The ACG system is software from Johns Hopkins University, Baltimore, United States. It has evolved as a case-mix system, which addresses the issue of measuring health needs in a population.
‘If you take a typical GP practice and list all the illnesses that each individual patient has, every patient has a different list of illnesses, which combine in different ways and different severities to impact upon the health system. It’s unbelievably complex; there’s almost an infinite number of ways in which different people’s illnesses can combine to impact the health system,’ Dr Shepherd explained.
‘The ACG system was an attempt to try and make sense of all this and capture the full range and different combinations of illnesses into a way of breaking the population down into a fixed number of groups that roughly correspond to a similar impact on the health system.’

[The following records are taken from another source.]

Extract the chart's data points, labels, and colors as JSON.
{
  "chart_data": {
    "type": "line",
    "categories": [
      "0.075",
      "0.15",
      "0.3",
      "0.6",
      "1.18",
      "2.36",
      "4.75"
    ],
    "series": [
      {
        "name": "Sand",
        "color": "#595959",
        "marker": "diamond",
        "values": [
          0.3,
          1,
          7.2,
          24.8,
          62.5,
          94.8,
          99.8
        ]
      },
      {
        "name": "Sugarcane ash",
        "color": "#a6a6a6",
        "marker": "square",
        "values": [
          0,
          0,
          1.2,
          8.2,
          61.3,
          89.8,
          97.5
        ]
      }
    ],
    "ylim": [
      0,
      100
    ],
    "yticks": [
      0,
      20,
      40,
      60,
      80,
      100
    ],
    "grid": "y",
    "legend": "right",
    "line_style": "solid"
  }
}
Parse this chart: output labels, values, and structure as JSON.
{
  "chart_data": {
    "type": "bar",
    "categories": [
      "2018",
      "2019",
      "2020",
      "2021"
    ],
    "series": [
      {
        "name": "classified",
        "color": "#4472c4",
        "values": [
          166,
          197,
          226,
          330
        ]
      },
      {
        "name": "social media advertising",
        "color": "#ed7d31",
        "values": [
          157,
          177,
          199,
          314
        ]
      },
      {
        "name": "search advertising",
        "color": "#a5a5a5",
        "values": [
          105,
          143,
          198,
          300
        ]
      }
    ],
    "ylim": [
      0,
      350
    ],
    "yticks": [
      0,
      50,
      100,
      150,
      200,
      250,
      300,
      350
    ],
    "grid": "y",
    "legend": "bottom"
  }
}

Each month, anonymised diagnostic data is extracted from the 1.2 million patients in LLR, processed by Midlands and Lancashire CSU, along with secondary care data, and then fed into the ACG system, which categorises each patient into one of 93 cells, each with a different level of need in the population.
‘Based on the cell a patient is in, we work out how many appointments that patient needs each year in primary care. Then, because we know how many patients are in each cell, we can work out how many appointments at practice should offer overall. And that’s our basic currency of need – how many appointments is a practice likely to need to offer given the severity of the illness in this population.
‘This is based upon individual patient-level data by actual diagnoses that doctors, nurses and other health staff entered into the patient’s records. It’s the best picture we can put together of the health of the population in real-time,’ said Dr Shepherd, who is presenting the model at the Health and Care Analytics Conference in July.
Earlier this week the RCGP and NHS Confederation called on the Government to ‘radically’ reform GP funding in England, highlighting that the current Carr-Hill formula disadvantages patients in poorer areas.
In an open letter to the primary care minister, also co-signed by the Health Foundation, and patient charity National Voices, the college argued that GP practices in areas of ‘greatest deprivation’ do not receive ‘proportional funding’ to address more ‘complex needs’.